Vincent steps up beside me, the scent of his cologne mingling with coffee and cinnamon. He slides a mug into my hand—the dark roast just the way I like it, a splash of cream, two sugars, and the faint steam curling up between us.
“Your timing is perfect,” I murmur, taking the first sip. The heat fills my chest, chasing away what’s left of the morning chill.
He brushes his thumb along my jaw, his eyes softer now. “You doubt me?”
“Constantly.” I grin into my cup, but his answering smile has that slow burn I’ll never get used to.
He leans down just enough that his breath brushes my ear. “You need me to pick out your outfit today, don’t you?”
I tilt my head toward him, smiling over the rim of my mug. “I was hoping you’d volunteer. You know how indecisive I get with sweaters.”

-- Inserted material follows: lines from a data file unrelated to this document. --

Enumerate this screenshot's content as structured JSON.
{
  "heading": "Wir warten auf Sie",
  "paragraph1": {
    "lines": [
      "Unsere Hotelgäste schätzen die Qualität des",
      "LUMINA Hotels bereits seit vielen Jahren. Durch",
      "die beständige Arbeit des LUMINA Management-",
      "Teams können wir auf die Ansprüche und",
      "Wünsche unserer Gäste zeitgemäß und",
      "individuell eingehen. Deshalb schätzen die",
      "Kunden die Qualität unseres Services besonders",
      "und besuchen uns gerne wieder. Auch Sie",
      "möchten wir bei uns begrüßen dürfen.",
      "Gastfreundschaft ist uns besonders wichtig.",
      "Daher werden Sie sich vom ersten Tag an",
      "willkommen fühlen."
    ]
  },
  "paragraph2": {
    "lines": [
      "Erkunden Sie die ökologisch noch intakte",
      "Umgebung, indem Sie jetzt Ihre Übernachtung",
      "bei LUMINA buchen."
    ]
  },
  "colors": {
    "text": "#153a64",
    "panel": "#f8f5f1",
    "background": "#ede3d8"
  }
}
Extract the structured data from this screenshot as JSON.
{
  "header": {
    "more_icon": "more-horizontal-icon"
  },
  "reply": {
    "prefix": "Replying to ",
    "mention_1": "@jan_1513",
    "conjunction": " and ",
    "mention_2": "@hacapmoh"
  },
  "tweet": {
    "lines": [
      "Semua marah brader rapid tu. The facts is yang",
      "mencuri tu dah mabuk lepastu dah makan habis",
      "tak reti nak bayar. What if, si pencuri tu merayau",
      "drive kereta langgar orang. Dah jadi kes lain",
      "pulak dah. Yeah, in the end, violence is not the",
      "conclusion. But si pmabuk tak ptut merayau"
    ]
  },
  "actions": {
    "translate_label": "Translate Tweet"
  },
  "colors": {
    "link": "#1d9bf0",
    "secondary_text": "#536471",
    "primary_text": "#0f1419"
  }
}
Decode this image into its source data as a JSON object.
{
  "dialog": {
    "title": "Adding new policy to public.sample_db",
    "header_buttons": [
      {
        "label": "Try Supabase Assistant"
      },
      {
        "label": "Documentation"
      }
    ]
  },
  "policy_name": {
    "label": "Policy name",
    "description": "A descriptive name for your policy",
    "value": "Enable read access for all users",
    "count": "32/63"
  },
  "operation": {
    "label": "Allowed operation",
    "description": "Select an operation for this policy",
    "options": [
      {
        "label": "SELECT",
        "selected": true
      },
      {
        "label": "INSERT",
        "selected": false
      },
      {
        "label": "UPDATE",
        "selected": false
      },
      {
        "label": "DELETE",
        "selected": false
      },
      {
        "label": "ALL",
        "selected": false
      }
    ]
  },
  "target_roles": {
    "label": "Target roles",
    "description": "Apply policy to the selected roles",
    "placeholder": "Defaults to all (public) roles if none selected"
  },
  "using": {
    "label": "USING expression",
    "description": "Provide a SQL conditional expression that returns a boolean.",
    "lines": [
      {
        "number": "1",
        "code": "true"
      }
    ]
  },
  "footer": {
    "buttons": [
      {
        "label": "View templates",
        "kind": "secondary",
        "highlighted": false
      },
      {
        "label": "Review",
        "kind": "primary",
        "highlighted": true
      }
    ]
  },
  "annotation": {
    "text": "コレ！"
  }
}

Vincent’s lips curve into something that looks dangerously close to smug. “Always,” he murmurs against my mouth, before placing a soft peck there.
A chorus of tiny voices erupts behind us.
“Ewww!”
Theo’s voice is the loudest, drawn out and scandalized, while Penny covers her eyes dramatically. Rose groans, muttering something about “public displays of parental affection,” and Elise giggles like it’s her favorite secret.
Vincent pulls back, laughter rumbling low in his chest. “We’ve offended the peanut gallery.”
“Tragic,” I say, pulling him in closer. “Should we apologize?”
“Never,” he says, still smiling, brushing a kiss against my lips.
Cast rolls his eyes and sets down his mug. “Alright, lovers—enough traumatizing the youth.”
Rose hops off her stool, clapping her hands for attention. “Everyone, follow Papa for showers and getting ready!” she declares, her voice full of bossy authority.
“Who elected you leader?” Theo challenges, already half-running for the stairs.
“I did!” she shouts, chasing after him.
Penny snickers, darting between them with Elise close behind, her curls bouncing as she yells, “I call the pink towel!”
“Not again,” Cast groans, already following the stampede, muttering under his breath about mutiny and missed coffee.
Damien just shakes his head, flipping another pancake with a smirk. “You’d think we were sending them to war, not to bathe.”
Vincent sets his cup down beside mine, eyes following the chaos as it disappears up the staircase. The laughter, the squeals, the running feet—it fills every inch of the house.
When the last footstep fades, the silence that follows is warm and familiar, like the space after a song ends but before the echo dies.
Vincent looks down at me, one hand brushing a stray piece of hair behind my ear. “You sure you want to deal with all that at the tree lot?”
I smile into my coffee. “It wouldn’t feel like Christmas without the chaos.”
By the time we reach the tree lot, the day has softened into that pale kind of winter sunlight that can’t quite decide whether to warm or vanish. The air smells like pine and frost and woodsmoke, and the kids scatter before the car’s doors are closed—laughing, shouting, darting between rows of evergreens dusted with snow.
Rose is bossing Theo, Penny is arguing about symmetry, Elise is humming to herself and dragging a twig like it’s a magic wand. Damien trails after them with mock patience, pretending to be the “tree inspector,” while Vincent handles the details—price tags, twine, logistics.
I stand back for a moment, gloved hands in my coat pockets, just watching. The scene is a kind of perfect that almost hurts: the kids darting in and out of light, the scent of pine sap sharp in the air, the faint sound of carols playing through tinny speakers somewhere near the cashier’s booth.
“Found it!” Theo yells, voice muffled by the scarf he refuses to wear properly. “This one’s perfect!”
Rose, ever the authority, circles it like a judge at a competition. “It’s lopsided.”
“No, it’sartistic,” Penny insists, brushing snow from one of the lower branches.